Sources familiar with the Carlyle Group's plans, who asked not to be identified, said David Rubenstein, the firm's charismatic leader, co-founder and managing director, has spent the past 15 months analyzing and rejecting several avenues back into hedge fund land after the firm's first abortive attempt.
Mr. Rubenstein, who was an aide in the Carter administration, reportedly flirted with the idea of setting up an internally managed, multistrategy hedge fund and with acquiring a hedge fund or hedge fund-of-funds company. Ultimately, Mr. Rubenstein and his partners decided to build, rather than buy.
One source, who asked not to be identified, said the partners cautioned him to be careful, since the firm's first attempt to penetrate the hedge fund world ended abruptly in June 2003.
Carlyle Group started its first hedge fund of funds business, Carlyle Asset Management Group, Washington, in April 2001. Afsaneh Mashayekhi Beschloss, who was treasurer and chief investment officer of the World Bank, New York, was recruited to head the Carlyle unit.

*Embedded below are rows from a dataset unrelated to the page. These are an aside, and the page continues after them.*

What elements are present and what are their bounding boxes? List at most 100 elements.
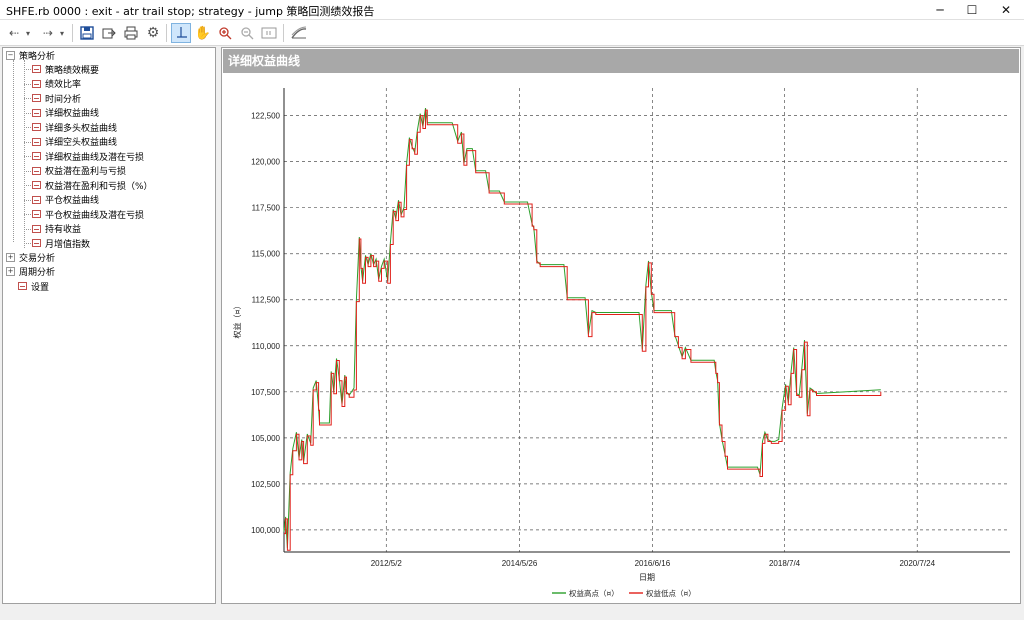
tree-group-1[interactable]: + 交易分析: [6, 250, 55, 264]
report-page-icon: [32, 108, 41, 117]
legend-item-2: 权益低点（¤）: [646, 588, 696, 598]
toolbar-separator: [72, 24, 73, 42]
export-icon[interactable]: [99, 23, 119, 43]
tree-item-2[interactable]: 绩效比率: [32, 77, 81, 91]
window-title: SHFE.rb 0000 : exit - atr trail stop; st…: [6, 5, 375, 18]
tree-connector: [13, 60, 14, 242]
tree-item-5[interactable]: 详细多头权益曲线: [32, 120, 117, 134]
forward-dropdown-icon[interactable]: ▾: [59, 28, 64, 38]
report-page-icon: [32, 137, 41, 146]
toolbar: ⇠ ▾ ⇢ ▾ ⚙ ✋: [0, 20, 1024, 46]
tree-item-settings[interactable]: 设置: [18, 279, 49, 293]
x-axis-label: 日期: [639, 573, 655, 582]
report-page-icon: [32, 195, 41, 204]
tree-connector: [24, 214, 31, 215]
y-tick-label: 107,500: [251, 388, 280, 397]
chart-panel: 详细权益曲线 100,000 102,500 105,000 107,500 110,0…: [221, 47, 1021, 604]
x-tick-label: 2016/6/16: [635, 559, 671, 568]
tree-connector: [24, 243, 31, 244]
tree-connector: [24, 228, 31, 230]
tree-group-2-label: 周期分析: [19, 268, 56, 278]
x-tick-label: 2018/7/4: [769, 559, 801, 568]
tree-item-5-label: 详细多头权益曲线: [45, 123, 118, 134]
collapse-toggle-icon[interactable]: −: [6, 50, 15, 60]
tree-item-11-label: 平仓权益曲线及潜在亏损: [45, 210, 145, 221]
tree-connector: [24, 141, 31, 143]
back-icon[interactable]: ⇠: [8, 26, 20, 40]
settings-gear-icon[interactable]: ⚙: [146, 25, 160, 41]
x-tick-label: 2014/5/26: [502, 559, 538, 568]
zoom-out-icon[interactable]: [237, 23, 257, 43]
tree-item-10[interactable]: 平仓权益曲线: [32, 193, 99, 207]
settings-grid-icon: [18, 282, 27, 290]
tree-item-3-label: 时间分析: [45, 94, 82, 105]
toolbar-separator: [166, 24, 167, 42]
report-page-icon: [32, 166, 41, 175]
tree-connector: [24, 170, 31, 172]
panel-header: 详细权益曲线: [223, 49, 1019, 73]
y-axis-label: 权益（¤）: [232, 301, 242, 338]
tree-item-13[interactable]: 月增值指数: [32, 236, 90, 250]
y-tick-label: 120,000: [251, 158, 280, 167]
tree-connector: [24, 60, 25, 248]
close-button[interactable]: ✕: [1000, 3, 1012, 17]
legend-item-1: 权益高点（¤）: [569, 588, 619, 598]
tree-connector: [24, 127, 31, 128]
tree-group-2[interactable]: + 周期分析: [6, 265, 55, 279]
tree-item-12[interactable]: 持有收益: [32, 222, 81, 236]
report-page-icon: [32, 224, 41, 233]
tree-item-11[interactable]: 平仓权益曲线及潜在亏损: [32, 207, 144, 221]
tree-root-strategy-analysis-label: 策略分析: [19, 51, 56, 62]
tree-item-4-label: 详细权益曲线: [45, 109, 100, 119]
y-tick-label: 115,000: [252, 250, 281, 259]
tree-item-1[interactable]: 策略绩效概要: [32, 62, 99, 76]
tree-item-4[interactable]: 详细权益曲线: [32, 106, 99, 120]
y-tick-label: 117,500: [252, 204, 281, 213]
tree-item-6[interactable]: 详细空头权益曲线: [32, 135, 117, 149]
save-icon[interactable]: [77, 23, 97, 43]
expand-toggle-icon[interactable]: +: [6, 267, 15, 276]
tree-group-1-label: 交易分析: [19, 253, 56, 264]
tree-item-13-label: 月增值指数: [45, 239, 91, 250]
tree-item-9-label: 权益潜在盈利和亏损（%）: [45, 181, 153, 192]
x-tick-label: 2020/7/24: [899, 559, 935, 568]
tree-connector: [24, 69, 31, 70]
maximize-button[interactable]: ☐: [966, 3, 978, 17]
tree-connector: [24, 199, 31, 201]
y-tick-label: 112,500: [252, 296, 281, 305]
crosshair-icon[interactable]: [171, 23, 191, 43]
tree-connector: [24, 98, 31, 99]
report-page-icon: [32, 239, 41, 247]
tree-connector: [24, 112, 31, 114]
expand-toggle-icon[interactable]: +: [6, 252, 15, 262]
back-dropdown-icon[interactable]: ▾: [25, 28, 30, 38]
y-tick-label: 102,500: [251, 480, 280, 489]
report-page-icon: [32, 79, 41, 88]
tree-connector: [24, 156, 31, 157]
forward-icon[interactable]: ⇢: [42, 26, 54, 40]
minimize-button[interactable]: ─: [936, 3, 944, 17]
tree-item-7-label: 详细权益曲线及潜在亏损: [45, 152, 145, 163]
report-page-icon: [32, 94, 41, 102]
tree-item-10-label: 平仓权益曲线: [45, 196, 100, 206]
equity-high-line: [283, 108, 881, 549]
zoom-fit-icon[interactable]: [259, 23, 279, 43]
tree-item-8[interactable]: 权益潜在盈利与亏损: [32, 164, 126, 178]
print-icon[interactable]: [121, 23, 141, 43]
hand-pan-icon[interactable]: ✋: [194, 25, 212, 41]
tree-item-3[interactable]: 时间分析: [32, 91, 81, 105]
zoom-in-icon[interactable]: [215, 23, 235, 43]
report-page-icon: [32, 123, 41, 131]
tree-item-9[interactable]: 权益潜在盈利和亏损（%）: [32, 178, 153, 192]
title-bar: SHFE.rb 0000 : exit - atr trail stop; st…: [0, 0, 1024, 20]
tree-item-7[interactable]: 详细权益曲线及潜在亏损: [32, 149, 144, 163]
equity-chart: 100,000 102,500 105,000 107,500 110,000 112,5…: [232, 88, 1010, 598]
tree-root-strategy-analysis[interactable]: − 策略分析: [6, 48, 55, 62]
chart-style-icon[interactable]: [288, 23, 310, 43]
y-tick-label: 122,500: [251, 112, 280, 121]
tree-item-1-label: 策略绩效概要: [45, 65, 100, 76]
tree-item-settings-label: 设置: [31, 282, 50, 293]
y-tick-label: 100,000: [251, 526, 280, 535]
y-tick-label: 105,000: [251, 434, 280, 443]
report-page-icon: [32, 210, 41, 218]
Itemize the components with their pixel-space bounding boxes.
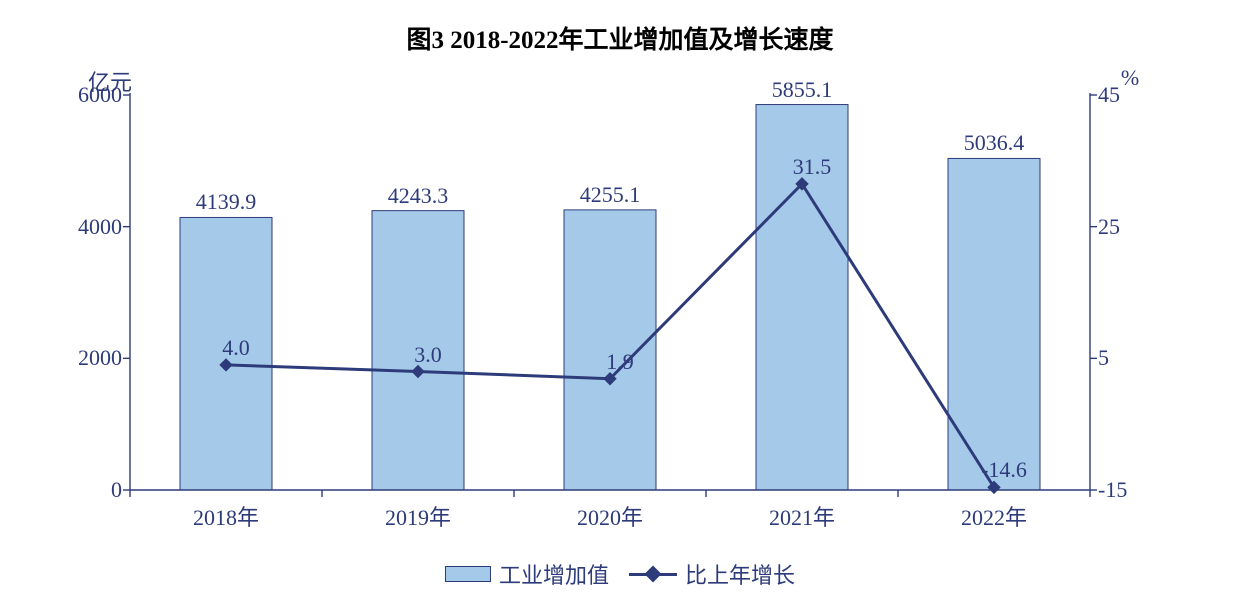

Several sources who know Carlyle Group well said a culture clash between Carlyle Group executives and Ms. Beschloss' hedge fund team existed from the outset. In addition, one source who asked not to be identified said Ms. Beschloss' "natural constituency" — public pension plans — was not comfortable with the Carlyle Group's political associations.
Carlyle Group has had a habit of appointing politicians as managing directors; examples include John Major, former U.K. prime minister, and President George H.W. Bush. Both men are no longer involved with the firm.